Prior to the 1922 World Series, players on the World Series-winning team were given keepsakes, such as a pin or pocketwatch fob. The first World Series ring was given to the members of the New York Giants following their victory in the 1922 World Series over the New York Yankees. When the Yankees won the 1923 World Series, players were given a commemorative pocket watch. Rings became an annual tradition beginning in 1926 when the St. Louis Cardinals defeated the Yankees in the World Series. In past years, players often requested other items in place of rings, including cufflinks and tie clips. Frankie Crosetti and Tommy Henrich requested shotguns from the Yankees following World Series championships. Grover Cleveland Alexander reportedly pawned his 1926 World Series ring.

Members of the 1973 World Series champion Oakland Athletics were upset when team owner Charlie O. Finley, following salary disputes with his players, presented his team with rings that were identical to the ones received after winning the 1972 World Series, except without the one-carat diamond. Reggie Jackson referred to them as "trash rings". The first ring to contain more than one diamond was the 1977 World Series ring commissioned by the Yankees, which had over a dozen diamonds. Over time, ring designs have become larger and more elaborate, with Yogi Berra saying in 2009, "They're so much bigger now, they're like weapons. You can't even wear them." Whereas older rings were 10 carat and between 20 and 25 pennyweight, modern rings are typically 14 carat and 50 pennyweight. The rings commissioned by the Florida Marlins after the 2003 World Series are believed to be among the most expensive World Series rings ever made; made of 14-carat white gold, the 3.5 oz ring featured 229 diamonds, including one teal diamond, and 13 rubies. The rings cost $20,000 apiece due to the quantity of the purchase, though they retailed at $40,000 each. After breaking their long championship drought in 2016, the Chicago Cubs commissioned rings said to be worth up to $70,000, consisting of 214 diamonds at 5 1/2 carats, three carats of rubies, and 2 1/2 carats of sapphires.

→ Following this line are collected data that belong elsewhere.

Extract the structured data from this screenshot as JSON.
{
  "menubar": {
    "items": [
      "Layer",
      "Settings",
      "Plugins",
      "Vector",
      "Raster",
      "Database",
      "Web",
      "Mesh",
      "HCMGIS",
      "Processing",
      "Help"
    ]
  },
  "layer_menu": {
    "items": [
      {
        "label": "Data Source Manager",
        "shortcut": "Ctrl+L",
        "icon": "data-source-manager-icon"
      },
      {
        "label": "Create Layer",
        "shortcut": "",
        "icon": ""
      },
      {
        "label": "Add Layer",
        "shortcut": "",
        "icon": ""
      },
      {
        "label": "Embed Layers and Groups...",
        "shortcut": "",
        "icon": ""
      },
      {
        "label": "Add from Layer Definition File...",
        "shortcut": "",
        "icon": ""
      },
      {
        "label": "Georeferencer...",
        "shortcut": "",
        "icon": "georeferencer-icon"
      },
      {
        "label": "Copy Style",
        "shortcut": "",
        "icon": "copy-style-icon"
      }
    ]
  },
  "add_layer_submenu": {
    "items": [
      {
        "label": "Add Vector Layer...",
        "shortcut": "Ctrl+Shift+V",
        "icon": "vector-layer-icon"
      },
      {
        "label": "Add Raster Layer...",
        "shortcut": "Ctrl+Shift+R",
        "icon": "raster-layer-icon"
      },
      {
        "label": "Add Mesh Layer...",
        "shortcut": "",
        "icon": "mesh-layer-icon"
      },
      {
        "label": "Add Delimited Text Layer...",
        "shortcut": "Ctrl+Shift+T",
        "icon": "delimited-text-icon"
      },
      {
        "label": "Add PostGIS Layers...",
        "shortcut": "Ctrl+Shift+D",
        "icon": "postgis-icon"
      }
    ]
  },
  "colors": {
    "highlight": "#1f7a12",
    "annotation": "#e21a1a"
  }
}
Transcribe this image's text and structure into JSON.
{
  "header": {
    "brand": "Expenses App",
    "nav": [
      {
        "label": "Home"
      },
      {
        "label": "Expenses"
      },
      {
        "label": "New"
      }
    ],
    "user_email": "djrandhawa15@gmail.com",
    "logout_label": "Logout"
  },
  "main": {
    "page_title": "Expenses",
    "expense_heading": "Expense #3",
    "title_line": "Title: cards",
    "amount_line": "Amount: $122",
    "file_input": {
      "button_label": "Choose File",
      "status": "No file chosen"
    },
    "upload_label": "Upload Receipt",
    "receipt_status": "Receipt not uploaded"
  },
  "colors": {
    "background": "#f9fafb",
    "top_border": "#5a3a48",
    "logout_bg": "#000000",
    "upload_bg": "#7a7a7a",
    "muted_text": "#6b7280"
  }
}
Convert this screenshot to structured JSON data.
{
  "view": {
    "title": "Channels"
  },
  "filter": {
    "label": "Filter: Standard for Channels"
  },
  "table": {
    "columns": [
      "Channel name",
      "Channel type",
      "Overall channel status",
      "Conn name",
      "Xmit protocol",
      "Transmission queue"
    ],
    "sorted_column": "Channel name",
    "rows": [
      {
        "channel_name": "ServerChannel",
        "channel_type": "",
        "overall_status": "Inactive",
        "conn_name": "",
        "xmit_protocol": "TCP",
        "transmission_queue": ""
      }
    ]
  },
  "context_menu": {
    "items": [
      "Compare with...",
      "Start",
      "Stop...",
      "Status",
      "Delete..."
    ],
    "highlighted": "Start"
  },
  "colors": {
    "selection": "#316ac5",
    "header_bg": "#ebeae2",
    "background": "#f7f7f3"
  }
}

Teams have also increasingly added distinctive touches to make their rings unique from previous versions. For their 2007 World Series rings, the Boston Red Sox commissioned a special version for players who were on both the 2004 and 2007 championship teams, and for 2013, they included the Boston Strong logo on the side. The St. Louis Cardinals had the Rally Squirrel engraved into their 2011 World Series championship rings. For their 2014 World Series rings, the San Francisco Giants included three diamonds on the top bezel and five on the bottom, representing their three titles in five years, and eight championships overall. The 2016 World Series rings for the Chicago Cubs each contain 108 diamonds around the bezel, one for each year that the team went without a championship, and also include an image of a goat on the inner band. For their 2019 World Series ring, the Washington Nationals added an image of Baby Shark on the inside of the band of their ring, which was the walk-up song of outfielder Gerardo Parra and became an anthem for the team and their fans. Companies that have been commissioned to create World Series rings include Jostens, Tiffany & Co., Dieges & Clust, and the L.G. Balfour Company.

===Distribution===

Players typically receive their rings in pregame ceremonies early in the next season. Since the rings are commissioned by the team, many non-players affiliated with the team, including front office executives, coaches, scouts, broadcasters, locker room staff, and groundskeepers also receive rings at the team's discretion. After the 2004 World Series, the Red Sox ordered over 500 rings; the Cardinals commissioned 400 rings in 2006; and the Kansas City Royals distributed about 700 rings after their 2015 title. Players who were only briefly on the team's roster during a championship season and those no longer affiliated with the winning team also often receive rings.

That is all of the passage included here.